As part of the Novel Weapons Programme, the Ministry of Defence (MoD) has awarded three contracts, worth about £72.5 million, to develop advanced laser and RF demonstrators. Thales will lead an effort to develop a naval directed-energy weapon that will be fitted onto a Type 23 frigate for testing. The company has also been awarded a contract for a land-based RF weapon to be trialed by the British Army.
The Thales-led consortium, which comprises BAE Systems, Vision4ce, Chess Dynamics, and IPG, will complete work on the demonstrator in two years. The demonstrator will then be trialed by the RN for a year. While Thales will be the overall integrator for the system, BAE Systems will lead on ship integration with IPG sourcing a UK-laser for the work.
A team led by Raytheon UK, which includes Frazier Nash Consultants, NP Aerospace, and Raytheon Technologies, has been awarded a contract to deliver a vehicle-based laser DEW (LDEW) demonstrator for up to six months of user experimentation led by the British Army.
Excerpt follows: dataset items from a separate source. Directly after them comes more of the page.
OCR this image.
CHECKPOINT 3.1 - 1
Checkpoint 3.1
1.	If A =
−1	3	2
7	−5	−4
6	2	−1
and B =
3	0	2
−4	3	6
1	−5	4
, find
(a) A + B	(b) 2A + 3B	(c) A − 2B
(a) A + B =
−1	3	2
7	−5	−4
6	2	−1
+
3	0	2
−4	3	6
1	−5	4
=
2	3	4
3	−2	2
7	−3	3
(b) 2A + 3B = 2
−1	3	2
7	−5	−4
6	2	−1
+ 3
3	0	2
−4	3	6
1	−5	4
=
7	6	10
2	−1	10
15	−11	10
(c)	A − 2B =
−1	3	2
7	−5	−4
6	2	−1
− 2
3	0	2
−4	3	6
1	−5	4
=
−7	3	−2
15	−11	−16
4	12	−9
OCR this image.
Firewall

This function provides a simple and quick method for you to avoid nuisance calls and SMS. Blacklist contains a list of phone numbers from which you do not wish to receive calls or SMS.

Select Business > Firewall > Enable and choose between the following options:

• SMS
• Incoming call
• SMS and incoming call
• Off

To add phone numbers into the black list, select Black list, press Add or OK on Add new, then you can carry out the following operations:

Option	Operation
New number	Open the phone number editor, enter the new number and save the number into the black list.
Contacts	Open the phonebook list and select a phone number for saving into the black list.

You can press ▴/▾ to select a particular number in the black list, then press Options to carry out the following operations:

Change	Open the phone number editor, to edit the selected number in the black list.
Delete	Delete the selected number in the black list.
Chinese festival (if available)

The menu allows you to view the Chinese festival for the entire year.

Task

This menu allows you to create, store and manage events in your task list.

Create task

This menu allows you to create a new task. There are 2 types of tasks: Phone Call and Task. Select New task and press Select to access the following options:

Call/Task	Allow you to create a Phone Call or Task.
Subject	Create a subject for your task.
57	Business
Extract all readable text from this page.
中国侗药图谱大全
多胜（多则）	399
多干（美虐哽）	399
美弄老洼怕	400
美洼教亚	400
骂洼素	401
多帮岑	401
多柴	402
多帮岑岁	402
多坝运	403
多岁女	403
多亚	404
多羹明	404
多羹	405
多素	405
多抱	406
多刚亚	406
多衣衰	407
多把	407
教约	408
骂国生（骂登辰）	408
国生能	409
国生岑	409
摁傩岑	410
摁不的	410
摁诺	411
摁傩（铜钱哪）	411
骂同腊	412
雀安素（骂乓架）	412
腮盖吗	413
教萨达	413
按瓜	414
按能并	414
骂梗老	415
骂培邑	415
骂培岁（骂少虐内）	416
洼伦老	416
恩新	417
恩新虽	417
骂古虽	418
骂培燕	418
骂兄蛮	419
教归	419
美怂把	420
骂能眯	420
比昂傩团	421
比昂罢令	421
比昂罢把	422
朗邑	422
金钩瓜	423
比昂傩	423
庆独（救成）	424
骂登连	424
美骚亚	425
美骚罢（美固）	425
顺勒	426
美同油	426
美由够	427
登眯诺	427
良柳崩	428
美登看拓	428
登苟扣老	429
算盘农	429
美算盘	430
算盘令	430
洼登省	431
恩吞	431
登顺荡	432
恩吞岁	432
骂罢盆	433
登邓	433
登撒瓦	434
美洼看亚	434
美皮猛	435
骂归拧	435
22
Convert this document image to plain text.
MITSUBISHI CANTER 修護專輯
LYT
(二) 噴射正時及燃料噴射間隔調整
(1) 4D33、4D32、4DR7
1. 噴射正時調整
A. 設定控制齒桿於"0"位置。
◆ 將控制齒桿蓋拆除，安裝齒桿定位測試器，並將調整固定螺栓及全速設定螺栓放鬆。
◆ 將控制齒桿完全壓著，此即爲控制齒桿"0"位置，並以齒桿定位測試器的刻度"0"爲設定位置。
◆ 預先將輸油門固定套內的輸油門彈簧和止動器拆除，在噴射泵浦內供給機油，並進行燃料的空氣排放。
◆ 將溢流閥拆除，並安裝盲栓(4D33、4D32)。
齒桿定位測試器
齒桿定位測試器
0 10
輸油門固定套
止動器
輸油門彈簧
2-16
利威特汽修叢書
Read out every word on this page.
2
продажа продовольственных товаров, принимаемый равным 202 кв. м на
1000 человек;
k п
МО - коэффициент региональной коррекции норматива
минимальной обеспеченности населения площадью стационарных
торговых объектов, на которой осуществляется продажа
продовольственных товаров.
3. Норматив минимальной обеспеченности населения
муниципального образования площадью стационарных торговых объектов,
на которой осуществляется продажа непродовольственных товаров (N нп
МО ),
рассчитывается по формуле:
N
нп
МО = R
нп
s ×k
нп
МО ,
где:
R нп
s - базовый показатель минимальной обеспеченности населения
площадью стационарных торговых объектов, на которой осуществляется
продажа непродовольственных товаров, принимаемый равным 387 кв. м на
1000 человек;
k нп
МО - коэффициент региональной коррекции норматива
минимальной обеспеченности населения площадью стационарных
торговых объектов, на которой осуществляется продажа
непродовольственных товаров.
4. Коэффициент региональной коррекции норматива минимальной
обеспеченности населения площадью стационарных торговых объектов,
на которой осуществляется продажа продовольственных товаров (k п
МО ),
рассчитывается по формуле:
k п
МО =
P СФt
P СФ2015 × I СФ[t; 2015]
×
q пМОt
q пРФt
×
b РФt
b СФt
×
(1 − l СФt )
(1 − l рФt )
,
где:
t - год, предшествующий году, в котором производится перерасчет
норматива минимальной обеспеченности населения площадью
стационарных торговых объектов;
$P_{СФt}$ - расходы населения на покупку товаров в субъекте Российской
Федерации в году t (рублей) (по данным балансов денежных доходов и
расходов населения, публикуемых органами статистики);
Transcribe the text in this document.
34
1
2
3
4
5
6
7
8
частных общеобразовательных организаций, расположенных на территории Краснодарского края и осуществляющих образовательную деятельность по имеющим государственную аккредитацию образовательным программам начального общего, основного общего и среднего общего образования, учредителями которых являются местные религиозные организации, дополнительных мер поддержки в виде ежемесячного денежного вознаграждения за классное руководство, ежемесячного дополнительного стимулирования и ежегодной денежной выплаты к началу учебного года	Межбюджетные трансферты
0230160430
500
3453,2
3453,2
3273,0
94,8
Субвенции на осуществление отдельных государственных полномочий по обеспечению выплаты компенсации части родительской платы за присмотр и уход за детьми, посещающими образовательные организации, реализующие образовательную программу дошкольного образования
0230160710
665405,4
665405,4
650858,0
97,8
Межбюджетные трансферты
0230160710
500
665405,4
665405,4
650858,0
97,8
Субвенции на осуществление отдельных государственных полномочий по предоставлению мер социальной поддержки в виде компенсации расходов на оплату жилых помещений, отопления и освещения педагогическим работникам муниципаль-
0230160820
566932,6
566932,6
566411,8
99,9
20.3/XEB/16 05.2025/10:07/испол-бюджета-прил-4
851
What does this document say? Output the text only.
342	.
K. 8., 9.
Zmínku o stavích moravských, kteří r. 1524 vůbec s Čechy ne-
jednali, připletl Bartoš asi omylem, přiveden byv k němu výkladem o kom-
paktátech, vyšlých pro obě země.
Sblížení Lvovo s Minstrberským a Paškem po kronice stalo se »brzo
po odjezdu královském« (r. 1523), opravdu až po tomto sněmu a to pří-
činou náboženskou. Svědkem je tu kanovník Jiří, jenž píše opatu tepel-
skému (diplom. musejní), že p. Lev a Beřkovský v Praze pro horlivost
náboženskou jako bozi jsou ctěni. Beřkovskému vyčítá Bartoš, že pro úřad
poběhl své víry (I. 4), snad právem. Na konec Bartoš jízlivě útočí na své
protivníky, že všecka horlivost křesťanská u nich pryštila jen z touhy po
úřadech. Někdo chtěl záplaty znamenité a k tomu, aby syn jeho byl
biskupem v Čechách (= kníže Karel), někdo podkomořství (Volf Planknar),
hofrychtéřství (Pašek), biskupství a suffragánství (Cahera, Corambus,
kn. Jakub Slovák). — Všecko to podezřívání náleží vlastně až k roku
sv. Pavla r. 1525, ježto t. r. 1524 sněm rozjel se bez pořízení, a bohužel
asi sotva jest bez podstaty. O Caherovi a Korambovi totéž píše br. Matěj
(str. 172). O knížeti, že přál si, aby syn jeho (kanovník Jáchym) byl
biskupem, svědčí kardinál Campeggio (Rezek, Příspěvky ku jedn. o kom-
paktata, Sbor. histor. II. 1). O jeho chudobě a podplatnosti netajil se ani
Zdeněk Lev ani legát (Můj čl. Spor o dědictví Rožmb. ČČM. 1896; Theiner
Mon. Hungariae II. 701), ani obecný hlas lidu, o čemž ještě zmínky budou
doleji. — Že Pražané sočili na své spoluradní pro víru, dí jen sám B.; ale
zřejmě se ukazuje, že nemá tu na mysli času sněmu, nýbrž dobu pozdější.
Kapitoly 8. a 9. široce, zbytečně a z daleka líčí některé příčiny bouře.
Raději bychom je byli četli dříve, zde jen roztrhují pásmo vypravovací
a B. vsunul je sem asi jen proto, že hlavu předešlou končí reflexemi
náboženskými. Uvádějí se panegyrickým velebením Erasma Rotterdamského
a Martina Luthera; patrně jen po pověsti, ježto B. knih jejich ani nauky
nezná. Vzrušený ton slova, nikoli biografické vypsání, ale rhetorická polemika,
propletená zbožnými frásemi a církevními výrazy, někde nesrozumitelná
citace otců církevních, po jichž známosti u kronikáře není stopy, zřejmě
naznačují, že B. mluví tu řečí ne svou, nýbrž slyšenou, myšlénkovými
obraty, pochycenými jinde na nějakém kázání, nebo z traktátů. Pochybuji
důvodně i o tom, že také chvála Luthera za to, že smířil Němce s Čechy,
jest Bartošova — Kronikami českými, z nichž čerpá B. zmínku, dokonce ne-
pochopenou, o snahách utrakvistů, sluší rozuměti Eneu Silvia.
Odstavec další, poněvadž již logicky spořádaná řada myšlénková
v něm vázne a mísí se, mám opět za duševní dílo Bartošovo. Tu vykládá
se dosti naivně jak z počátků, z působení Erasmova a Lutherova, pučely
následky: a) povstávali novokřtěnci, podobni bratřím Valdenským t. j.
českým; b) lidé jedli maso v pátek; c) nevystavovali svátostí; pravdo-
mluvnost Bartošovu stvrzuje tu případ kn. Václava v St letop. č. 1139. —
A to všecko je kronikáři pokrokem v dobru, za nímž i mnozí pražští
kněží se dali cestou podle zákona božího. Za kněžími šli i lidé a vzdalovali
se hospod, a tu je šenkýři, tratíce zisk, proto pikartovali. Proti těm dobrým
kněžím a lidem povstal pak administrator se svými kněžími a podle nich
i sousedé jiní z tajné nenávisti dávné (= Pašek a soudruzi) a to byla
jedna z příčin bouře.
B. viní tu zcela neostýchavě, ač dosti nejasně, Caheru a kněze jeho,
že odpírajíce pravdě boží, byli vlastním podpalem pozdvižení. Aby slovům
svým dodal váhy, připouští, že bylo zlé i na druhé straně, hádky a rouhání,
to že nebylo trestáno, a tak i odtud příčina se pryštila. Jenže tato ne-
The system will be installed on a Wolfhound six-wheeled armoured vehicle, with experimentation planned for 2023. User experimentation will address counter-unmanned aerial vehicle (UAV) effects and the prosecution of land-based targets.
“These technologies have the potential to revolutionise the future battlefield for our Armed Forces, enabling the prosecution of new targets in the land, sea and air domains and allowing commanders to meet mission objectives in new ways,” said MoD Director Strategic Programmes Shimon Fhima. “We must exploit at pace the cutting-edge technologies developed by the talented scientists and engineers across the UK to capitalise on its benefit.”